Gladbach gegen Dortmund - Suche nach der wahren Borussia
29.11.2011 | 22:54 Uhr 2011-11-29T22:54:33+0100
Essen. Wenn der Bundesliga-Tabellenführer aus Dortmund am Samstag zum Gipfeltreffen beim Verfolger in Mönchengladbach antritt, geht es auch um das Prestige. Fußballfans wie Peer Steinbrück haben mit ihrer Vorliebe zu kämpfen.

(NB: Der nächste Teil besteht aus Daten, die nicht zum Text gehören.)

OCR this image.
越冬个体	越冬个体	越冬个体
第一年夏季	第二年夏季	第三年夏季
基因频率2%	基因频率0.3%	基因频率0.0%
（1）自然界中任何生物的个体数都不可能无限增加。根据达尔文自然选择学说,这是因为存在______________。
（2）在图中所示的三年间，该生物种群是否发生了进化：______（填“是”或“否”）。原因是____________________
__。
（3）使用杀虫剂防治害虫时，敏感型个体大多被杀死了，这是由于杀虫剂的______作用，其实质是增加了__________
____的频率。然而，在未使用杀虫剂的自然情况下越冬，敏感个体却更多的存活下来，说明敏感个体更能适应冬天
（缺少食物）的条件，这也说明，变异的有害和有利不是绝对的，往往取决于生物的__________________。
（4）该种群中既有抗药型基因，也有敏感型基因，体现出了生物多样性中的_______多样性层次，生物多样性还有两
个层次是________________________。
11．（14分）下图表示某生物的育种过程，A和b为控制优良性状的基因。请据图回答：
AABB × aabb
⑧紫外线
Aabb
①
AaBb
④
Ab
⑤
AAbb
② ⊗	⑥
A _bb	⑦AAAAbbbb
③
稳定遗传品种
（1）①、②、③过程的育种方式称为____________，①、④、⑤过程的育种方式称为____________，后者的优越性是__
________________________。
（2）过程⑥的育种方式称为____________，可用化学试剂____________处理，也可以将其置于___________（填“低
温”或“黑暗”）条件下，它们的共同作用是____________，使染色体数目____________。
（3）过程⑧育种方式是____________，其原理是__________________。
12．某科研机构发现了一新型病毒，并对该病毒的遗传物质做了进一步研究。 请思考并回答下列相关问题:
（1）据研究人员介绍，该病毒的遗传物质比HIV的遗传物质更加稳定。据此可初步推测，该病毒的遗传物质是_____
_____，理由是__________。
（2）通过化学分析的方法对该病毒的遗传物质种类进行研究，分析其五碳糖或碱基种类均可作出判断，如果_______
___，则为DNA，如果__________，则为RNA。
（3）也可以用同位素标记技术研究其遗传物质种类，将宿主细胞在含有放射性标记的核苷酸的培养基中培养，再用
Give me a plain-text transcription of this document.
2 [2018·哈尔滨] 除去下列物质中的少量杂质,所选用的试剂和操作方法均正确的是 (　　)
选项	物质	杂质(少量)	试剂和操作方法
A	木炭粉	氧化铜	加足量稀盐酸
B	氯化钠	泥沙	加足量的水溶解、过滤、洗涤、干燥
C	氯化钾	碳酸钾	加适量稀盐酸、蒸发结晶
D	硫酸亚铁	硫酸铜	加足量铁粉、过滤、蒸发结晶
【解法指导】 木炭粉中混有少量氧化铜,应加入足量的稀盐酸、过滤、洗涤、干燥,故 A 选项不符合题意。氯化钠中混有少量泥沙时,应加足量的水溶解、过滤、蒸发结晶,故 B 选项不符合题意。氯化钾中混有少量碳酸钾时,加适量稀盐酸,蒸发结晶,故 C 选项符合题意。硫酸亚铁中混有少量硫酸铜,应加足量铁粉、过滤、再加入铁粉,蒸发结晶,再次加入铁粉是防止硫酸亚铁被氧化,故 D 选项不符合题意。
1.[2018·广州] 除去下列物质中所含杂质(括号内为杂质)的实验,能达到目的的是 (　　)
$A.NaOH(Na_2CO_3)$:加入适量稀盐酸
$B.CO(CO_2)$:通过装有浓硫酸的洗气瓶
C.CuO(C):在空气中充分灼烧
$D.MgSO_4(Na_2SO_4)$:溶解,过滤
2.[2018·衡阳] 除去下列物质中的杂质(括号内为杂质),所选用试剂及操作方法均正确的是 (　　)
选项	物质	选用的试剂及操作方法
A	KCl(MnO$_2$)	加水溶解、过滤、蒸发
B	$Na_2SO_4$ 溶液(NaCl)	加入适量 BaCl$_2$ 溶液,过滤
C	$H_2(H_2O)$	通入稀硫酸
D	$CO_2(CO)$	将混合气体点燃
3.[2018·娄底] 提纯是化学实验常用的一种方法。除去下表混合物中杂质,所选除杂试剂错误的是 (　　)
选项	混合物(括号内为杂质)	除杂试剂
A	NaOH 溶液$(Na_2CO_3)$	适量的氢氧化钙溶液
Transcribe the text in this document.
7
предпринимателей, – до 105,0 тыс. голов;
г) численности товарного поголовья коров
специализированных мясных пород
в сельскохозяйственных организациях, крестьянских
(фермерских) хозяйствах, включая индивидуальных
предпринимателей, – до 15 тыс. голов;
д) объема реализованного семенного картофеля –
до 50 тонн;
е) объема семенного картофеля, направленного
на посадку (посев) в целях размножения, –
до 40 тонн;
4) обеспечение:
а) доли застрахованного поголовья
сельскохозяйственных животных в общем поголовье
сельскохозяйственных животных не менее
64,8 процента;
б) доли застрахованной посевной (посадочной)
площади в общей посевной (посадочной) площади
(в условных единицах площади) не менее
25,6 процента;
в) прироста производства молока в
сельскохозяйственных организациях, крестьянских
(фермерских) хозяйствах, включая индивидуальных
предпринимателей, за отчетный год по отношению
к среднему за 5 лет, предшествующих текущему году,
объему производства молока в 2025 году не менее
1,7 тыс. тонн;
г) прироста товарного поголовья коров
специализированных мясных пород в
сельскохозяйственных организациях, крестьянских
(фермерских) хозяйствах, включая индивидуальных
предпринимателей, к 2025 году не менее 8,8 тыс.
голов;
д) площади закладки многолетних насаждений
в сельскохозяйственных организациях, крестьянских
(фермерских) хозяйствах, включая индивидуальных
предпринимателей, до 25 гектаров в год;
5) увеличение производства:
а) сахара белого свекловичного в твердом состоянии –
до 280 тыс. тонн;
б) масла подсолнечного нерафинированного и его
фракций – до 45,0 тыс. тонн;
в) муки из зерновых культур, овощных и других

Er ist, kein Zweifel, Borusse durch und durch: Peer Steinbrück, früherer Ministerpräsident, ehemaliger Finanzminister, vielleicht zukünftiger SPD-Kanzlerkandidat – aber aktuell im Aufsichtsrat der Dortmunder Borussia .
Wenn der Bundesliga-Tabellenführer am Samstag zum Gipfeltreffen beim Verfolger aus Mönchengladbach antritt, ist es auch das Duell um den Status als die wahre Borussia: Eine banale Frage? Vielleicht – aber auch ein kniffliger Fall, erst recht für Steinbrück.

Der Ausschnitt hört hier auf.